(The following entry is written by Melissa, an All Nations field worker)…
Have you ever started your day with one more piece of disappointing news and in that very moment realized that you have been in a season of disappointment?
Disappointed that things have not worked out the way you thought they would or should.
Disappointed in your lack of abilities to change the outcomes you face. Disappointed in your own failures and shortcomings.
And just like that. You realize that you are knee-deep in a struggle.
I found myself face to face with that disappointment this week which made me feel embarrassed, ashamed and angry with myself for having these feelings. I mean, I should be strong enough to face these struggles and not feel like heading for the hills, right? Yet, there I was, weak and vulnerable and hating how I was feeling.

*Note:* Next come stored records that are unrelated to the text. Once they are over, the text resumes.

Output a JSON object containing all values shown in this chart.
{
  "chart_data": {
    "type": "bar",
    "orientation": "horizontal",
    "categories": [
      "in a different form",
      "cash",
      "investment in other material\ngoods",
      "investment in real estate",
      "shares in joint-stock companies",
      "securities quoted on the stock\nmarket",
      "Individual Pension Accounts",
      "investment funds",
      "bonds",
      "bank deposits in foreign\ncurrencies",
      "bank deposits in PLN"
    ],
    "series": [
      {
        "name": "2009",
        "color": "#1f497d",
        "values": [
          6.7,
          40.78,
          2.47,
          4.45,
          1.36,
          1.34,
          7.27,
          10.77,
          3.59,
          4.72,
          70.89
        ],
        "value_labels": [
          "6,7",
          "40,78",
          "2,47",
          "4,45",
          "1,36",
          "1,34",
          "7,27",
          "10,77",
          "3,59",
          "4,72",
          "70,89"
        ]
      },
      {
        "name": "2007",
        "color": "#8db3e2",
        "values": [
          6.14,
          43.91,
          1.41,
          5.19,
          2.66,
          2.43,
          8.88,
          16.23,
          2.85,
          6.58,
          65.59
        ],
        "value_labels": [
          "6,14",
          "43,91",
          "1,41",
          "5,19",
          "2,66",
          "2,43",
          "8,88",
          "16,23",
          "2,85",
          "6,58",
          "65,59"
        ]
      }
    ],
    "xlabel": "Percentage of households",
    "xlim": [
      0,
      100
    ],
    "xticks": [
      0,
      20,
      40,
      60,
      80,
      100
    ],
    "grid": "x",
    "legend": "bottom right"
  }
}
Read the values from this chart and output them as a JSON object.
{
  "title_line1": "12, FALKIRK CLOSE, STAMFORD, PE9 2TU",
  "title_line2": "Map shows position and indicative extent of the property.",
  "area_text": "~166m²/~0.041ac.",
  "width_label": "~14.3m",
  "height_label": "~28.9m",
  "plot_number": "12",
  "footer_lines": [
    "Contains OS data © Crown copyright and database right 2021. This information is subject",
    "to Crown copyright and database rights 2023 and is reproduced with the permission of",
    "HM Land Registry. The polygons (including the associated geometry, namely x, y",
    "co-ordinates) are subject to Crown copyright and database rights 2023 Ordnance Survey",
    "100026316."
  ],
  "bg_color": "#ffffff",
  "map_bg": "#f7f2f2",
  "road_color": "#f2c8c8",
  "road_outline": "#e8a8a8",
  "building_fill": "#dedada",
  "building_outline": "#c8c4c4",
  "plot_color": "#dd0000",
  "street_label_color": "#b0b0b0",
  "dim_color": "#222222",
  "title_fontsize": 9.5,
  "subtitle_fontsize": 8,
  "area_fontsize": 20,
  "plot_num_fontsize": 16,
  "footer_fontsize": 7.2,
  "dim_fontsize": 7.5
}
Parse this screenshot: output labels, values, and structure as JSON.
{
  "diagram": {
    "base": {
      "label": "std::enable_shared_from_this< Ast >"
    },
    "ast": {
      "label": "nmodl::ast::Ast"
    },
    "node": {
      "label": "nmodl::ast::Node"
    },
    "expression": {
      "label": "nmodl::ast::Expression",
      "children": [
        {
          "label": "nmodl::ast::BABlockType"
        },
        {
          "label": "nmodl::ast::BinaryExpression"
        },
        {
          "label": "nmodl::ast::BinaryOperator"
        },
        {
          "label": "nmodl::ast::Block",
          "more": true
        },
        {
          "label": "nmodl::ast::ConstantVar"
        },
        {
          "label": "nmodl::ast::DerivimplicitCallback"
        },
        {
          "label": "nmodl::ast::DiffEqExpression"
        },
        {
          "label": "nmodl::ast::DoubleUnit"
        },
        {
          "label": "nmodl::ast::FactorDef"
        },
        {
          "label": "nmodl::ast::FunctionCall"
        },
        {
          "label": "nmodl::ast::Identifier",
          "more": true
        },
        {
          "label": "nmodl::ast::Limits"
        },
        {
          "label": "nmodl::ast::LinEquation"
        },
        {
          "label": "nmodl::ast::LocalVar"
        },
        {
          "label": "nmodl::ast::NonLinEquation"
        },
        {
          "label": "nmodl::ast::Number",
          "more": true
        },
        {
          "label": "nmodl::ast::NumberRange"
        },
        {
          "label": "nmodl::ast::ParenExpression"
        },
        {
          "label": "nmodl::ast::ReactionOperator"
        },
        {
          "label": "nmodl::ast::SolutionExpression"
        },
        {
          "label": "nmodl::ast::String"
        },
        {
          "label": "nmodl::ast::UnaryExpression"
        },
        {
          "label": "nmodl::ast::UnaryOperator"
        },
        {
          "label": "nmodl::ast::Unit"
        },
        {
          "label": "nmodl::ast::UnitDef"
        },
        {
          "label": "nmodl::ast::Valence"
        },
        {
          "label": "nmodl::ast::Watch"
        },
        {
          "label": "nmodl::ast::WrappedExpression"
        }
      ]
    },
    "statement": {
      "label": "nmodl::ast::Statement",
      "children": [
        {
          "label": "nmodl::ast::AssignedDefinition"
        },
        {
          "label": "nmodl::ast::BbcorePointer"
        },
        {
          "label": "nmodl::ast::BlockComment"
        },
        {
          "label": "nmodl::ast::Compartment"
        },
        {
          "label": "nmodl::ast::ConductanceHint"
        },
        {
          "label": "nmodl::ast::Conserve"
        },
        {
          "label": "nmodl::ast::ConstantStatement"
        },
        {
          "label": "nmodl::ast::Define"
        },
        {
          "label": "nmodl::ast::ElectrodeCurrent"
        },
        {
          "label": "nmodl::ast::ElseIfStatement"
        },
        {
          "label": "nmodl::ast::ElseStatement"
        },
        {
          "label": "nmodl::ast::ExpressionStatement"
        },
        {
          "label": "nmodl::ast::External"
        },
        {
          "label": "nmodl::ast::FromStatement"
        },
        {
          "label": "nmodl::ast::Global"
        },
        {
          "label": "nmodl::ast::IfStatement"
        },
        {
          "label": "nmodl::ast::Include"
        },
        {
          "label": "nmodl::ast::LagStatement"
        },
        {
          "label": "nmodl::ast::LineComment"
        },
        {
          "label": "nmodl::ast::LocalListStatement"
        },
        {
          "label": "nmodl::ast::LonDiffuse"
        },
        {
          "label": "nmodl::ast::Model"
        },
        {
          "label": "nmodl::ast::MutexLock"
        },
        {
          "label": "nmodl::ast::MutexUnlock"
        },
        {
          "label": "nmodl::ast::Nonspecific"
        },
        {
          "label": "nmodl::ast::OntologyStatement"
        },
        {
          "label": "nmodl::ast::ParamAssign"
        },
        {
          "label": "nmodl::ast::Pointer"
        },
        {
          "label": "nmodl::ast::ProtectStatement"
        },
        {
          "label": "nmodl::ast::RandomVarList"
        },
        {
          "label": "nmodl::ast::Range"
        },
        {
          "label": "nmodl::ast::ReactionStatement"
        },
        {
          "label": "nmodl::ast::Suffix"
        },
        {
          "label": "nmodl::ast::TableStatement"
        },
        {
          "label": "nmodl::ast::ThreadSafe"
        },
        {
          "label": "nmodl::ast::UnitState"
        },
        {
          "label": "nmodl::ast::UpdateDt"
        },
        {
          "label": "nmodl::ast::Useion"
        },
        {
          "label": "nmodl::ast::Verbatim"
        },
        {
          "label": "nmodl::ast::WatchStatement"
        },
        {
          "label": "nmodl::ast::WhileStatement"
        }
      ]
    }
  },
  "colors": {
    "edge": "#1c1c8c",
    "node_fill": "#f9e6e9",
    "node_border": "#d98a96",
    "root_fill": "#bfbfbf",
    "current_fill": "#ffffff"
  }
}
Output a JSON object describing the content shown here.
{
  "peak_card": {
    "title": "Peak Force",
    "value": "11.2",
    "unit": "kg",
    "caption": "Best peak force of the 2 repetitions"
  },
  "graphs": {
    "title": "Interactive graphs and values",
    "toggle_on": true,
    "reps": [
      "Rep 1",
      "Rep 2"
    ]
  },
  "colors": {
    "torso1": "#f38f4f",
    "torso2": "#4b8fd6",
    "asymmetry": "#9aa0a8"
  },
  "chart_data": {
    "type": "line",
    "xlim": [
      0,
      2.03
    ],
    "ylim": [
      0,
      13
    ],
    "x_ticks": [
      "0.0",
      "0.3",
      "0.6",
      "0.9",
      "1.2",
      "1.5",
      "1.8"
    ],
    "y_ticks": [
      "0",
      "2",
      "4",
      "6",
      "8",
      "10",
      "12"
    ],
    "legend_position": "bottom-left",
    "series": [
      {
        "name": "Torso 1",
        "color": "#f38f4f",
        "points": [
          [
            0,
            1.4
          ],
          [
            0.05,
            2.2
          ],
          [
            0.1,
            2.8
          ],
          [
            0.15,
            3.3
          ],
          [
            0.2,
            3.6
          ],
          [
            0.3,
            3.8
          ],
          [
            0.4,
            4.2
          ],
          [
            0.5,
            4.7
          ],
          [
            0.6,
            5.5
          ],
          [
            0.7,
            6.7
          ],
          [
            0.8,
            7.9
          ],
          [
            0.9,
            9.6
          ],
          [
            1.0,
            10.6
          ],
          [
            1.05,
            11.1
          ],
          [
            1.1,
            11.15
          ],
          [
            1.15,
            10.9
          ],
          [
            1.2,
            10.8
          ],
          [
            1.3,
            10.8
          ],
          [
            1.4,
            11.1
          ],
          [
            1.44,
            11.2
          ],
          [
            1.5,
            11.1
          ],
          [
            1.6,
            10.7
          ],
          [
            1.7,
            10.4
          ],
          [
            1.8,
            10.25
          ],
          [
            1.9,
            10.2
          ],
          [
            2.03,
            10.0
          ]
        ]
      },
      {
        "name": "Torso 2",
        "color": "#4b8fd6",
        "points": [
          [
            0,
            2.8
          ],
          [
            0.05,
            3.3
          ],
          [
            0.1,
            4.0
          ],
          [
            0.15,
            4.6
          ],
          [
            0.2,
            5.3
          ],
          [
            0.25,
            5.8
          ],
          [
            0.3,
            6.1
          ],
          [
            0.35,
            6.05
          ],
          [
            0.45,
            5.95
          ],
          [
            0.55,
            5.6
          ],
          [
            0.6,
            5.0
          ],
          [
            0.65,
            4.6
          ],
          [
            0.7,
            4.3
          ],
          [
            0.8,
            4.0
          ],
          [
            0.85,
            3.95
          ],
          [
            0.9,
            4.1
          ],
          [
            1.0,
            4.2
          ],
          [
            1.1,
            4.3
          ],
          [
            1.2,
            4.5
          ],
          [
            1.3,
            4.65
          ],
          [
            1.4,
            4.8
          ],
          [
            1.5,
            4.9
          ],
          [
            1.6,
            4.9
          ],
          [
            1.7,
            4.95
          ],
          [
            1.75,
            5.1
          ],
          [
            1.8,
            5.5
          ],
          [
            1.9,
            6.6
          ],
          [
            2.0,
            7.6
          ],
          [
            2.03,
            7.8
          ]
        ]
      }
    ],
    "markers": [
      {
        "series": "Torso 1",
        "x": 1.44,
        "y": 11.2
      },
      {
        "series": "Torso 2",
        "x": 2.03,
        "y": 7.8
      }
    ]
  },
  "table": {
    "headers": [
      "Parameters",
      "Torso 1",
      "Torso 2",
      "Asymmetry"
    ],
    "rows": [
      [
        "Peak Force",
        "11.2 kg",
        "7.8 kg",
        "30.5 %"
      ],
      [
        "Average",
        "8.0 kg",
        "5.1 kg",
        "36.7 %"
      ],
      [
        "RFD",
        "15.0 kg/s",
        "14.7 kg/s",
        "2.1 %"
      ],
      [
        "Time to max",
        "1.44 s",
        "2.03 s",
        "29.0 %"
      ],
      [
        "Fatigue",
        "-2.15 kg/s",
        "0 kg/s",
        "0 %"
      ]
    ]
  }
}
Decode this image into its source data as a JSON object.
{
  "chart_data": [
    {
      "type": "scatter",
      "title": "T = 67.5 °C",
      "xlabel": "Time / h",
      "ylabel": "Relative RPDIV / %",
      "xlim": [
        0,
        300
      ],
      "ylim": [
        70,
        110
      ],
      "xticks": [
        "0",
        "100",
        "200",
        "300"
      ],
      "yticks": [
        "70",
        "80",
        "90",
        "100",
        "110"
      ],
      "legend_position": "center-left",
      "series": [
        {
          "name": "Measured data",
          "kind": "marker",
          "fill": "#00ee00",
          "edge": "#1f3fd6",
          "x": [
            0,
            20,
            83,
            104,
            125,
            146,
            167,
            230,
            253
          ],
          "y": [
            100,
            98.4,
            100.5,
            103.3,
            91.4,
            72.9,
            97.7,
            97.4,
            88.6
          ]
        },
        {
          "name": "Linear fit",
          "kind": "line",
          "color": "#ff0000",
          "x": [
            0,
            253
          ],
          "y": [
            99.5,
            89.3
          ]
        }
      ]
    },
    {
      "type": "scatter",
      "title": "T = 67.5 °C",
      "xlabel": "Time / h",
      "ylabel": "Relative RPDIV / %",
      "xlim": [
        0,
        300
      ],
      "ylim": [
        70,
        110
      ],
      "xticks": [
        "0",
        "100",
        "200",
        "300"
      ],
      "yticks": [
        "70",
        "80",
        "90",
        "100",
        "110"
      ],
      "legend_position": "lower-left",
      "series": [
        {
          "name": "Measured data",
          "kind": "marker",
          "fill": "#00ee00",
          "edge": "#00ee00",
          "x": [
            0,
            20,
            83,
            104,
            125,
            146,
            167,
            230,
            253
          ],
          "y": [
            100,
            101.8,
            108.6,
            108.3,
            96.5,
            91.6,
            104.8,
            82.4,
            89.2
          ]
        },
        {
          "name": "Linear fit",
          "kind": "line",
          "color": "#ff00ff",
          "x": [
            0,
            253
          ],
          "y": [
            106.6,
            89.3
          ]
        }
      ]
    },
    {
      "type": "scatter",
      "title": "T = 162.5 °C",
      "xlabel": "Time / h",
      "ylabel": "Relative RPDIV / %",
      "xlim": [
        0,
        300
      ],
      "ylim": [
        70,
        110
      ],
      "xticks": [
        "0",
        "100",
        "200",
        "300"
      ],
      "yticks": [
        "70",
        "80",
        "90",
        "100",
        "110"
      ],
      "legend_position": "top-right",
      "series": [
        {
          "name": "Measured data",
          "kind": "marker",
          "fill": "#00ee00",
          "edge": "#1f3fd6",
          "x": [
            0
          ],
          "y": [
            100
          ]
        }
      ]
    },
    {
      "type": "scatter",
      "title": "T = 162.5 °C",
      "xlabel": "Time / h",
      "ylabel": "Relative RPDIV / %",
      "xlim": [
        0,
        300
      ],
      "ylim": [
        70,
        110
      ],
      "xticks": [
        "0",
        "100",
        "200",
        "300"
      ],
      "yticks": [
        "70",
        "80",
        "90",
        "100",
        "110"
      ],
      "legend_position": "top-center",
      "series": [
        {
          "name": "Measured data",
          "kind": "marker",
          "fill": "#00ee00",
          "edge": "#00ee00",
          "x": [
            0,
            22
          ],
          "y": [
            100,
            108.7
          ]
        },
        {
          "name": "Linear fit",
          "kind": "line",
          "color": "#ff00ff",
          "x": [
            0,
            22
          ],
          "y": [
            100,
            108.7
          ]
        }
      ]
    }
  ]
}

I reached out to a friend who said, “His provision and strength is sure… the ease is not…”
But, how do I handle the disappointments? Am I only thinking about myself and what I want? How do I find peace and rest in all the unknowns and uncertainties of life? How do I give myself grace for my weaknesses and learn from them instead?
Then… Who do You want me to be? How do You want me to handle this? What am I to learn from this season in life?
Struggles and disappointments in life are always right around the corner. They are what help us to grow stronger. They cause us to stop and look at what we might be doing wrong. They humble us and force us to keep our eyes on what’s most important.
Once I cut through all the surface crap and dig deep enough to seek out his wisdom, I find He has already provided everything I need to get past this discouragement. His love, forgiveness, and grace are mine.
“My flesh and my heart may fail, but God is the strength of my heart and my portion forever.” Psalm 73: 26
I have found the silver lining in disappointment. I have found:
The Love I need to be less petty or selfish and a new desire to serve others.
The Strength to get up when I fall, dust myself off and start again.
The Courage to admit when I am wrong and ask for forgiveness.
The Hope in Papa that everything is under his control and I can trust Him.
The Joy of resting in His promises and enjoying His peace.
So, even though I found myself face to face with my own struggles this week.
I count myself blessed to have this season to reflect on what God has proved and who He wants me to become. I am so grateful that He cares enough to stretch and change us.